In response to your message of Mon Nov  1 15:38:22 1982:

   Basically, seasons on this planet are caused not by proximity to the sun
(which varies by only 1-2% over a year) but by the fact that the earth's axis
of rotation is not perpendicular to the plane of its orbit but is tilted
ca. 23 1/3 degrees. This tilt would appear constant as the earth goes around
the sun to someone observing from outside the solar system.
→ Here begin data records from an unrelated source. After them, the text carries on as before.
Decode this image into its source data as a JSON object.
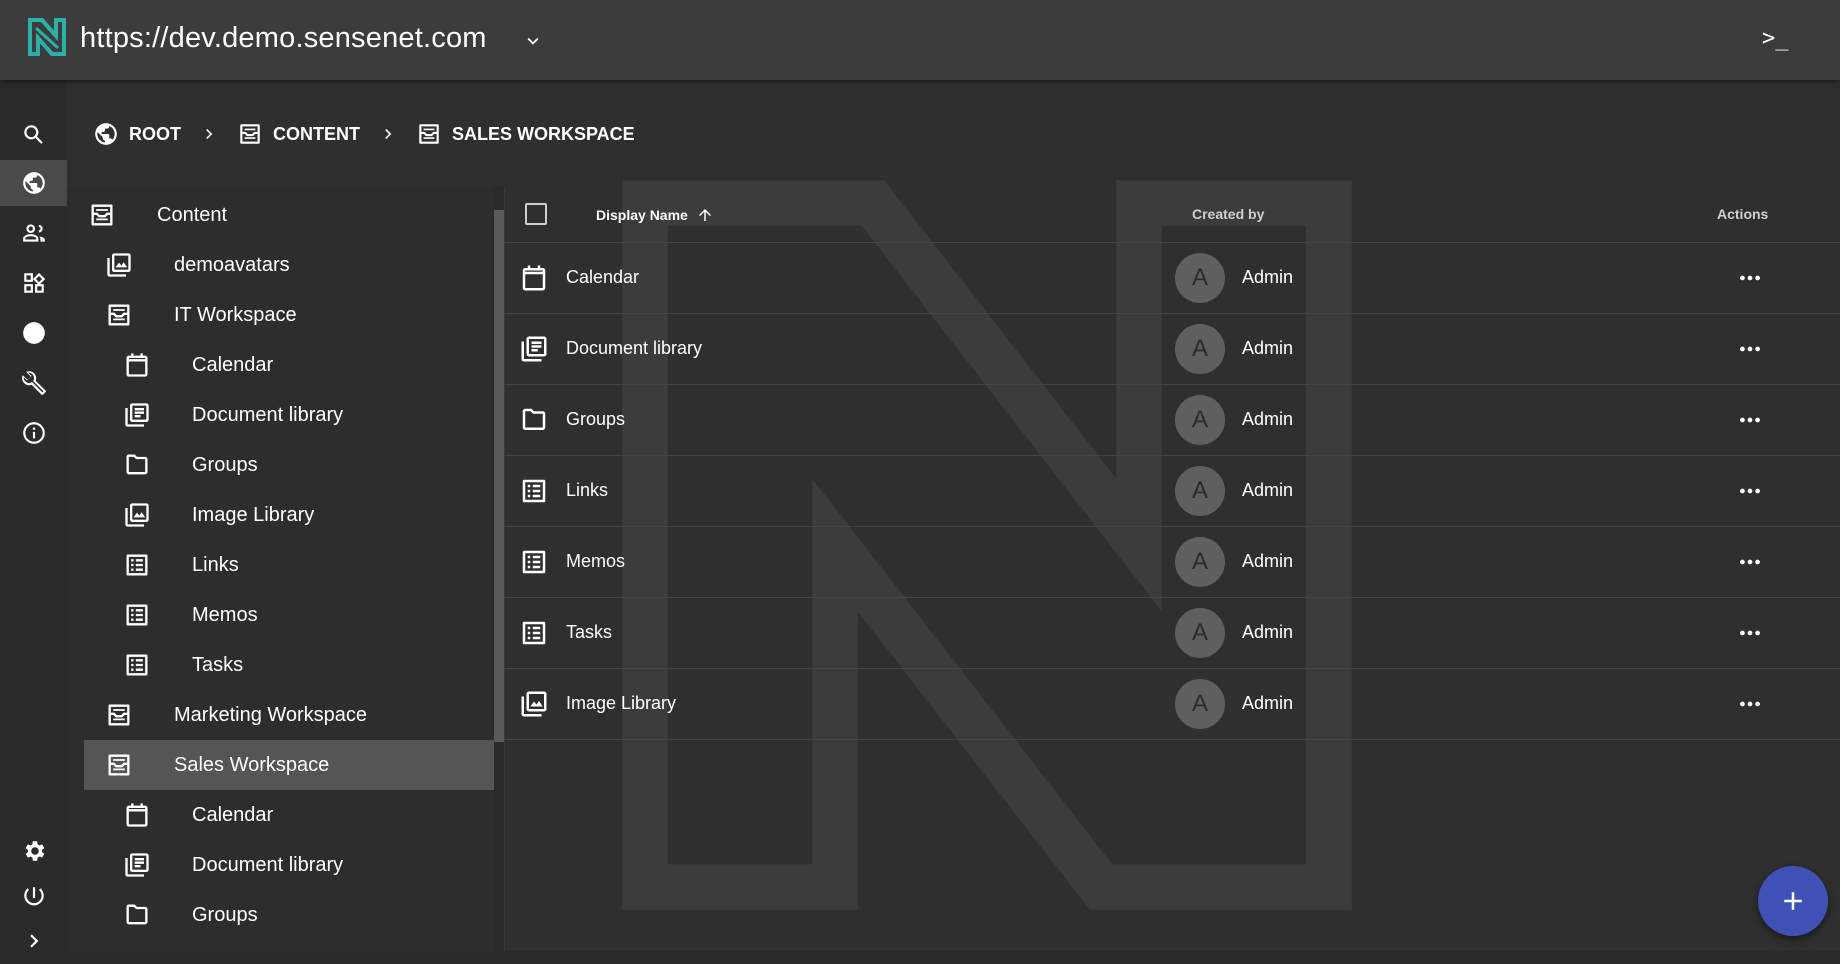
{
  "topbar": {
    "url": "https://dev.demo.sensenet.com",
    "terminal": ">_",
    "logo_icon": "sensenet-logo-icon",
    "accent_color": "#2ab0a8"
  },
  "leftnav": {
    "items": [
      {
        "icon": "search-icon",
        "name": "nav-search"
      },
      {
        "icon": "globe-icon",
        "name": "nav-content",
        "active": true
      },
      {
        "icon": "users-icon",
        "name": "nav-users-groups"
      },
      {
        "icon": "widgets-icon",
        "name": "nav-content-types"
      },
      {
        "icon": "language-icon",
        "name": "nav-localization"
      },
      {
        "icon": "wrench-icon",
        "name": "nav-setup"
      },
      {
        "icon": "info-icon",
        "name": "nav-info"
      }
    ],
    "bottom": [
      {
        "icon": "gear-icon",
        "name": "nav-settings"
      },
      {
        "icon": "power-icon",
        "name": "nav-logout"
      },
      {
        "icon": "chevron-right-icon",
        "name": "nav-expand"
      }
    ]
  },
  "breadcrumb": {
    "items": [
      {
        "label": "ROOT",
        "icon": "globe-icon"
      },
      {
        "label": "CONTENT",
        "icon": "workspace-icon"
      },
      {
        "label": "SALES WORKSPACE",
        "icon": "workspace-icon"
      }
    ]
  },
  "tree": {
    "items": [
      {
        "label": "Content",
        "icon": "workspace-icon",
        "level": 0
      },
      {
        "label": "demoavatars",
        "icon": "image-library-icon",
        "level": 1
      },
      {
        "label": "IT Workspace",
        "icon": "workspace-icon",
        "level": 1
      },
      {
        "label": "Calendar",
        "icon": "calendar-icon",
        "level": 2
      },
      {
        "label": "Document library",
        "icon": "document-library-icon",
        "level": 2
      },
      {
        "label": "Groups",
        "icon": "folder-icon",
        "level": 2
      },
      {
        "label": "Image Library",
        "icon": "image-library-icon",
        "level": 2
      },
      {
        "label": "Links",
        "icon": "list-icon",
        "level": 2
      },
      {
        "label": "Memos",
        "icon": "list-icon",
        "level": 2
      },
      {
        "label": "Tasks",
        "icon": "list-icon",
        "level": 2
      },
      {
        "label": "Marketing Workspace",
        "icon": "workspace-icon",
        "level": 1
      },
      {
        "label": "Sales Workspace",
        "icon": "workspace-icon",
        "level": 1,
        "selected": true
      },
      {
        "label": "Calendar",
        "icon": "calendar-icon",
        "level": 2
      },
      {
        "label": "Document library",
        "icon": "document-library-icon",
        "level": 2
      },
      {
        "label": "Groups",
        "icon": "folder-icon",
        "level": 2
      }
    ]
  },
  "table": {
    "headers": {
      "display_name": "Display Name",
      "created_by": "Created by",
      "actions": "Actions"
    },
    "sort": "ascending",
    "rows": [
      {
        "name": "Calendar",
        "icon": "calendar-icon",
        "avatar": "A",
        "creator": "Admin"
      },
      {
        "name": "Document library",
        "icon": "document-library-icon",
        "avatar": "A",
        "creator": "Admin"
      },
      {
        "name": "Groups",
        "icon": "folder-icon",
        "avatar": "A",
        "creator": "Admin"
      },
      {
        "name": "Links",
        "icon": "list-icon",
        "avatar": "A",
        "creator": "Admin"
      },
      {
        "name": "Memos",
        "icon": "list-icon",
        "avatar": "A",
        "creator": "Admin"
      },
      {
        "name": "Tasks",
        "icon": "list-icon",
        "avatar": "A",
        "creator": "Admin"
      },
      {
        "name": "Image Library",
        "icon": "image-library-icon",
        "avatar": "A",
        "creator": "Admin"
      }
    ]
  },
  "fab": {
    "icon": "plus-icon",
    "color": "#3f51b5"
  }
}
The seasons are
caused by the variance in the distance the suns' rays have to plow through
the atmosphere; when the nearer pole is tilted toward the sun the rays are
closer to perpendicular to the ground:

	summer		winter
		|	*	
	   *----|	 \   |		* = sun's image at top of atmosphere
		|	  \  |		| = ground
			   \ |
			    \|

The axial tilt also gives rise to amusing phenomena like the "midnight sun"
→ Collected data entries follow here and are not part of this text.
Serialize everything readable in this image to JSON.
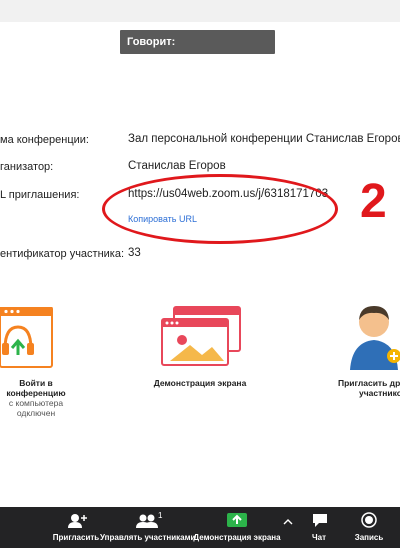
{
  "speaker": {
    "label": "Говорит:"
  },
  "info": {
    "topic_label": "ма конференции:",
    "topic_value": "Зал персональной конференции Станислав Егоров",
    "host_label": "ганизатор:",
    "host_value": "Станислав Егоров",
    "url_label": "L приглашения:",
    "url_value": "https://us04web.zoom.us/j/6318171703",
    "copy_url": "Копировать URL",
    "participant_label": "ентификатор участника:",
    "participant_value": "33"
  },
  "annotation": {
    "number": "2",
    "color": "#e0181c"
  },
  "actions": {
    "join_audio": {
      "line1": "Войти в",
      "line2": "конференцию",
      "line3": "с компьютера",
      "line4": "одключен"
    },
    "share_screen": {
      "label": "Демонстрация экрана"
    },
    "invite": {
      "line1": "Пригласить др",
      "line2": "участнико"
    }
  },
  "toolbar": {
    "invite": "Пригласить",
    "manage": "Управлять участниками",
    "participants_count": "1",
    "share": "Демонстрация экрана",
    "chat": "Чат",
    "record": "Запись"
  },
  "colors": {
    "accent_orange": "#f58220",
    "share_red": "#e8475a",
    "toolbar_bg": "#232325",
    "share_green": "#2cb34a",
    "link_blue": "#2d6fd6"
  }
}
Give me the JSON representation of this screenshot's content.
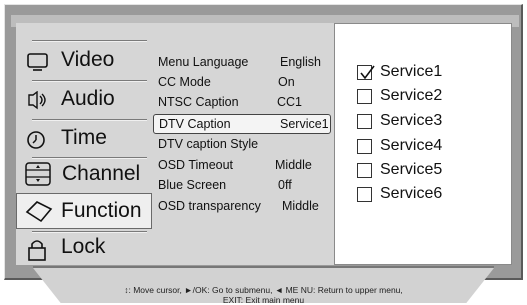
{
  "nav": {
    "items": [
      {
        "label": "Video",
        "icon": "tv-icon"
      },
      {
        "label": "Audio",
        "icon": "speaker-icon"
      },
      {
        "label": "Time",
        "icon": "clock-icon"
      },
      {
        "label": "Channel",
        "icon": "channel-icon"
      },
      {
        "label": "Function",
        "icon": "function-icon",
        "selected": true
      },
      {
        "label": "Lock",
        "icon": "lock-icon"
      }
    ]
  },
  "options": [
    {
      "label": "Menu Language",
      "value": "English"
    },
    {
      "label": "CC Mode",
      "value": "On"
    },
    {
      "label": "NTSC Caption",
      "value": "CC1"
    },
    {
      "label": "DTV Caption",
      "value": "Service1",
      "selected": true
    },
    {
      "label": "DTV caption Style",
      "value": ""
    },
    {
      "label": "OSD Timeout",
      "value": "Middle"
    },
    {
      "label": "Blue Screen",
      "value": "0ff"
    },
    {
      "label": "OSD transparency",
      "value": "Middle"
    }
  ],
  "services": [
    {
      "label": "Service1",
      "checked": true
    },
    {
      "label": "Service2",
      "checked": false
    },
    {
      "label": "Service3",
      "checked": false
    },
    {
      "label": "Service4",
      "checked": false
    },
    {
      "label": "Service5",
      "checked": false
    },
    {
      "label": "Service6",
      "checked": false
    }
  ],
  "help": {
    "line1": "↕: Move cursor, ►/OK: Go to submenu, ◄ ME NU: Return to upper menu,",
    "line2": "EXIT: Exit main menu"
  }
}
(if you're close enough to the summer pole the sun will dip but not disappear)
and the inversion of seasons in the southern hemisphere (according to a UN
children's book I remember, Australians are likely to get surfboards rather
than sleds for Christmas). The variation in distance does currently make
the southern seasons more vigorous and the northern seasons more temperate;
I don't know how fast the orbit precesses (the poles describe a circle every
~23,000 years) so I can't say how/when this will change.